The average seashell found along a shoreline is fixed at the same frequency as the body of water that birthed it. When held to the ear, the same, steady undulation of waves can be heard, sliding in and out of time. For this reason, they make excellent souvenirs for tourists, providing instant access to memories of better climes.

Meanwhile, the spiraling apex of a black conch’s shell can be twisted in several places like a radio’s dial. The larger the mussel, the more precision that can be attained while tuning its abandoned hermitage. Hobbyists who collect them are willing to spend tens of thousands of dollars per specimen, as it is rare for more than two or three to be found in a single decade’s span. They are angular, obsidian things, and some are even as large as a buffalo’s skull.

A skilled operator can manipulate the shell’s various whorls to listen in on far more than its ocean of origin. Adjustments made to its crown can surveil a wide swath of space and time, drawing the signatures of elemental water inward along curves defined by its radial symmetry. Such explorers eventually master identification of the mundane seas and lakes of the present; the most experienced among their ranks have heard the waves that carried salt between Gondwanaland and Laurasia, as well as those rolling, silver mists that once wandered across the moon’s Sea of Tranquility. 
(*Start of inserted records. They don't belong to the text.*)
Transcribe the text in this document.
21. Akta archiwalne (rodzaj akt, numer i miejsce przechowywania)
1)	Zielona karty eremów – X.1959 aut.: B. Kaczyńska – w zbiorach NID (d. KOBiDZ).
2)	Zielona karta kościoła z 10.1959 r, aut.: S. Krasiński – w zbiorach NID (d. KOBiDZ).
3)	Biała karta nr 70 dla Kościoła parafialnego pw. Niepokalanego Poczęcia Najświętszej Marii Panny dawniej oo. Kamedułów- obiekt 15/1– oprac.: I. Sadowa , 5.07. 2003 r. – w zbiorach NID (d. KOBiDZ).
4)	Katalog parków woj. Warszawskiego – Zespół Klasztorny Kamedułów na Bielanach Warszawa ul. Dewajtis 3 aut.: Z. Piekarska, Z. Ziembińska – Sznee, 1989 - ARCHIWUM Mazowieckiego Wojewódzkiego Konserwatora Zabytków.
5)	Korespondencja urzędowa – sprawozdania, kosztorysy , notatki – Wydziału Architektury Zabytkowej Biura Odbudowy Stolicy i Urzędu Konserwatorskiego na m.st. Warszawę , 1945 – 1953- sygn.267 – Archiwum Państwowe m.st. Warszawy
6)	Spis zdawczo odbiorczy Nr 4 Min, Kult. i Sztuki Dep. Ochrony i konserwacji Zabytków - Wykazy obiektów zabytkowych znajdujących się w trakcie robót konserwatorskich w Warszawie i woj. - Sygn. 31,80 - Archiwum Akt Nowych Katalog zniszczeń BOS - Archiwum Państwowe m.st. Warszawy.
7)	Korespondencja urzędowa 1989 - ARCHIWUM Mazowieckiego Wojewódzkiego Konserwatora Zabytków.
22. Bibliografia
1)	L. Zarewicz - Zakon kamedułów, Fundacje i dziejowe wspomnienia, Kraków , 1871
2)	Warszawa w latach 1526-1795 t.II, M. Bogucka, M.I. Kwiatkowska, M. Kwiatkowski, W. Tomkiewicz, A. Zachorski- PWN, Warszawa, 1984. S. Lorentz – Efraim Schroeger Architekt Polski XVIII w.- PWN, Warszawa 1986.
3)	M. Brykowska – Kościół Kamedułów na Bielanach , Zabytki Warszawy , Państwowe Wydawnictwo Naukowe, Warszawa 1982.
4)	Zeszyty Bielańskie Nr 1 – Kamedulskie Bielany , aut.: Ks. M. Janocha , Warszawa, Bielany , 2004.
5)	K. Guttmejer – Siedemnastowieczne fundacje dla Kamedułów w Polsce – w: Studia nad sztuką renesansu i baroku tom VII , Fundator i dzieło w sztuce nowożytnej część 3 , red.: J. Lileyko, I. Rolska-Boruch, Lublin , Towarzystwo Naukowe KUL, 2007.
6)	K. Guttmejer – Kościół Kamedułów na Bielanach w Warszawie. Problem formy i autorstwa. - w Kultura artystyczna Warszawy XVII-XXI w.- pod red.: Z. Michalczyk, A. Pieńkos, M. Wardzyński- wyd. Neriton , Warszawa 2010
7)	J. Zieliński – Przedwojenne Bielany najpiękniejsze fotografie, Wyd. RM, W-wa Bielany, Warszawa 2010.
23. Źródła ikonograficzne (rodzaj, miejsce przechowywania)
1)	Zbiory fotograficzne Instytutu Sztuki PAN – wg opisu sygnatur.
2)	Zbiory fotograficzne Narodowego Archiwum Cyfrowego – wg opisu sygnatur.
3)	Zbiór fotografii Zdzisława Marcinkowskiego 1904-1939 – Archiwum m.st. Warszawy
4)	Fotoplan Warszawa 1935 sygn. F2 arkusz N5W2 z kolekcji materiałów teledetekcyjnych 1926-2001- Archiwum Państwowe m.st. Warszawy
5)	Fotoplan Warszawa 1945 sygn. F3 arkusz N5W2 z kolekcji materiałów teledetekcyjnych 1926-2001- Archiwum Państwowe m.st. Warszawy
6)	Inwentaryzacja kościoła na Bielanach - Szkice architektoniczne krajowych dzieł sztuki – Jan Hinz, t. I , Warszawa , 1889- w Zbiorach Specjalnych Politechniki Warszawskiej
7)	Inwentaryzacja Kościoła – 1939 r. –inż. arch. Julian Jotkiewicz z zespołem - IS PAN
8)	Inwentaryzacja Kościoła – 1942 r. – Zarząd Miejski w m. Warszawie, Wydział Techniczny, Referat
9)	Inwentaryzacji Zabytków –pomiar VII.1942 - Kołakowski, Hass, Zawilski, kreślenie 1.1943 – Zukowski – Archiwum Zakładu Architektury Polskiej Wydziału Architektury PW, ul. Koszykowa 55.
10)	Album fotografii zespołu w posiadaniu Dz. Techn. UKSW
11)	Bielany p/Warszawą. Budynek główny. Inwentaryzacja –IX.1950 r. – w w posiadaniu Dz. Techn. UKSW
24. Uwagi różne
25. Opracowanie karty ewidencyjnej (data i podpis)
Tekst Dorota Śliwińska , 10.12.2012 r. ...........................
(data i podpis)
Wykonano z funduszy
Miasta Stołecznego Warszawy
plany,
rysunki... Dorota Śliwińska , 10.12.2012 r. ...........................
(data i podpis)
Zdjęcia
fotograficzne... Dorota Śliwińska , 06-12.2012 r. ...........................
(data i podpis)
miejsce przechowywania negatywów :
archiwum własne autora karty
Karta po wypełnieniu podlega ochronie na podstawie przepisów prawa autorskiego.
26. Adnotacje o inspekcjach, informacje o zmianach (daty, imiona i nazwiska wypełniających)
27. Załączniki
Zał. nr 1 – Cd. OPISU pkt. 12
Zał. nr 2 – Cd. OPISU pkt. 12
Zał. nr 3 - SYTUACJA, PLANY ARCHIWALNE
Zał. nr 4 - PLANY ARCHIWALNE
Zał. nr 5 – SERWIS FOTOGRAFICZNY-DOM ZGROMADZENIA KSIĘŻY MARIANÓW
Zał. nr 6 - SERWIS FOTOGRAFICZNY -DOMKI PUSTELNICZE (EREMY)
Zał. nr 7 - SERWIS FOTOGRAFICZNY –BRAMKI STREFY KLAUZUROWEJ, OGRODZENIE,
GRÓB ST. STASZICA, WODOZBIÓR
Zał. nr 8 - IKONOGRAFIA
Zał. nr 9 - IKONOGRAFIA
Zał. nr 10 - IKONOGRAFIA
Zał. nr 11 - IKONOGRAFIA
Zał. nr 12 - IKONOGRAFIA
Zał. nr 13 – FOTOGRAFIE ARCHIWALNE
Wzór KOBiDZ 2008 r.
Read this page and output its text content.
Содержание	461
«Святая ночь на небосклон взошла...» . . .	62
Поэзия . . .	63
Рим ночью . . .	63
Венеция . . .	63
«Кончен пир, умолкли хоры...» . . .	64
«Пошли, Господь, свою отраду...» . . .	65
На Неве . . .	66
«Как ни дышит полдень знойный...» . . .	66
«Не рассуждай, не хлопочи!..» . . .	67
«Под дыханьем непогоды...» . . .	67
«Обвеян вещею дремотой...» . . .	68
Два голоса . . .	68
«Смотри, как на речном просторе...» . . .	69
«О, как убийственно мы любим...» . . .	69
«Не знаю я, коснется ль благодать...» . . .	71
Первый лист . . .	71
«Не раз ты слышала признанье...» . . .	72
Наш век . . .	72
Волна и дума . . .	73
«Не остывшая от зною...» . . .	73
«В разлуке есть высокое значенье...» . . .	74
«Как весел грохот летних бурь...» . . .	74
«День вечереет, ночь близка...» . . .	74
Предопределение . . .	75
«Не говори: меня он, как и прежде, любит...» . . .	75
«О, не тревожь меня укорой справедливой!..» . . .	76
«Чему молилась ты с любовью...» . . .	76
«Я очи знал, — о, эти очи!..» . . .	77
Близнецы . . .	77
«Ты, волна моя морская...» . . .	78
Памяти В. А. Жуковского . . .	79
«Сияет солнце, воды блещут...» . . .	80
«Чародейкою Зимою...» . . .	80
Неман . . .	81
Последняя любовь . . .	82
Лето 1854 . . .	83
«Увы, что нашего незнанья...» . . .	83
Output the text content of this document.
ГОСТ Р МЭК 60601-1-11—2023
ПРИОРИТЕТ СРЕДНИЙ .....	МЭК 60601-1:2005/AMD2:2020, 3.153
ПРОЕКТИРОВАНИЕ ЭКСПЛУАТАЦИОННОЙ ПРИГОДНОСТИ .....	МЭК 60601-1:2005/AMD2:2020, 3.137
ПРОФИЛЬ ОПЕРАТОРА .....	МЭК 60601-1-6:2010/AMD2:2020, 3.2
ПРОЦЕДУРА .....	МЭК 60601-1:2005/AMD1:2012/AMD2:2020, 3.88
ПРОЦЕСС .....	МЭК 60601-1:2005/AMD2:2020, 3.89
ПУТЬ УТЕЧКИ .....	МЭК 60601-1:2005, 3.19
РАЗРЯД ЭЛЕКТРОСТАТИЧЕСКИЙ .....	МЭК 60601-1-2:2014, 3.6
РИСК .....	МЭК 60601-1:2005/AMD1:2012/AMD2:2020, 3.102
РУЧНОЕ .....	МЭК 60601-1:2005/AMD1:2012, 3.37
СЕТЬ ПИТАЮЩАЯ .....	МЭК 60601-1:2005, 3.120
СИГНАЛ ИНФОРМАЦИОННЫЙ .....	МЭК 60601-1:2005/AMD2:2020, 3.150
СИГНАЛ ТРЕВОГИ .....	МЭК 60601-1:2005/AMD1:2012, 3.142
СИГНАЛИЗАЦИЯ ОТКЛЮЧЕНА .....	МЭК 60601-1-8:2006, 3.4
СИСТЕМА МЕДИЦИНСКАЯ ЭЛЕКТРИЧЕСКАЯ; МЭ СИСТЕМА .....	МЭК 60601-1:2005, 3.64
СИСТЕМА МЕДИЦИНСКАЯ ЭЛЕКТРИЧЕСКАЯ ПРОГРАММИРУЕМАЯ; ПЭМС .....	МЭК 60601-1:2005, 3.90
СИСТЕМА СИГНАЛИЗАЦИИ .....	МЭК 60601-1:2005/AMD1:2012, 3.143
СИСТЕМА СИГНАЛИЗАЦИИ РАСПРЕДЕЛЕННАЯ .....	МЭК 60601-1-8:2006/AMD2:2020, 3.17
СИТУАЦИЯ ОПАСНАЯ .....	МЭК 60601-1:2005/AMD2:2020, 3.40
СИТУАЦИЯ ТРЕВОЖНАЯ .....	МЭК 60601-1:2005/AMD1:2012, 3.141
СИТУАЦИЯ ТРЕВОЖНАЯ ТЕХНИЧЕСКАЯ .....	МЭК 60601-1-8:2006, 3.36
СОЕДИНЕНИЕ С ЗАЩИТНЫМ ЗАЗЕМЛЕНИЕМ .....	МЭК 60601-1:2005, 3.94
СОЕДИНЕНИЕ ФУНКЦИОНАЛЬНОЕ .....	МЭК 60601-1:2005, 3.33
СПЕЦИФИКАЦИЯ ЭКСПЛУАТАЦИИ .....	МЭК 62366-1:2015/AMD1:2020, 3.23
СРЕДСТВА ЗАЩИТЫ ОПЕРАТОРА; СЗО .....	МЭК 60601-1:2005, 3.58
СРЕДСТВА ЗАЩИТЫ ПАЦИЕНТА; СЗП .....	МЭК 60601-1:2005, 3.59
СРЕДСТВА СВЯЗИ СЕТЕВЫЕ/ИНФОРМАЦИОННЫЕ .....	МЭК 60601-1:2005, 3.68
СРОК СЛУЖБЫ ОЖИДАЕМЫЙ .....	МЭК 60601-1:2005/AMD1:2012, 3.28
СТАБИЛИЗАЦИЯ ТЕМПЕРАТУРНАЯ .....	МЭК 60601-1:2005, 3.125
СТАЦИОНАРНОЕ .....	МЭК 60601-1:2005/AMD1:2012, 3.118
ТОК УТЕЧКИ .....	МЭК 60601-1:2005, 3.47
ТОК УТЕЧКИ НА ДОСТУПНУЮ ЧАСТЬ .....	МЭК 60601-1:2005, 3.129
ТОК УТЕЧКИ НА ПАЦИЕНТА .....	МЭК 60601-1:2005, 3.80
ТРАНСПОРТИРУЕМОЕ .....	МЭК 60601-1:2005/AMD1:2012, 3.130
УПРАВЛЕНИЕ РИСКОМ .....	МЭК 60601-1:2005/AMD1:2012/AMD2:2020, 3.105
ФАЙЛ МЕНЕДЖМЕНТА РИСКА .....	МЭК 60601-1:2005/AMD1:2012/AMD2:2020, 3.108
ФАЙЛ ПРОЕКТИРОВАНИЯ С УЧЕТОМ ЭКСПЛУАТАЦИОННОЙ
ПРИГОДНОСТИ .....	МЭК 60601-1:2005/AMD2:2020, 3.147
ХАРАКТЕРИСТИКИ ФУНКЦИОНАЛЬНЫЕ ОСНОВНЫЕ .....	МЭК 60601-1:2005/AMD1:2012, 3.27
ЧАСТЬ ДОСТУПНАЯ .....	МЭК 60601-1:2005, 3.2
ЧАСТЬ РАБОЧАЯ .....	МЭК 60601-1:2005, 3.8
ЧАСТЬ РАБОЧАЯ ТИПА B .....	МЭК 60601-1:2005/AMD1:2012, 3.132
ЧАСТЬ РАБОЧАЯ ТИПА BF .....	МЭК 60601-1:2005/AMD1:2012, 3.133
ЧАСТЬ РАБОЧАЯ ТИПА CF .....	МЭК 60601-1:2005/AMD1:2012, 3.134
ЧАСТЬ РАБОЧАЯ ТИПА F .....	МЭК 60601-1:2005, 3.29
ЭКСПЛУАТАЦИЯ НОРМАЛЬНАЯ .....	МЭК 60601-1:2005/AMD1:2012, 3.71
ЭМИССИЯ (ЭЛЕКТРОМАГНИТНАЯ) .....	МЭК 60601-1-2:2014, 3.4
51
The professional scientist often dismisses these claims as absurd, noting that any seashell-sized chamber will amplify the ambient noise of its surroundings in a sort of auditory pareidolia. While this is a valid approach to the problem, it fails to address it in full, for in matters like these, noise is the signal that is sought.

No mollusk is stranger than the human heart.

Europa's oceans are often found to be too loud to detect.

Other waters are better left undetected.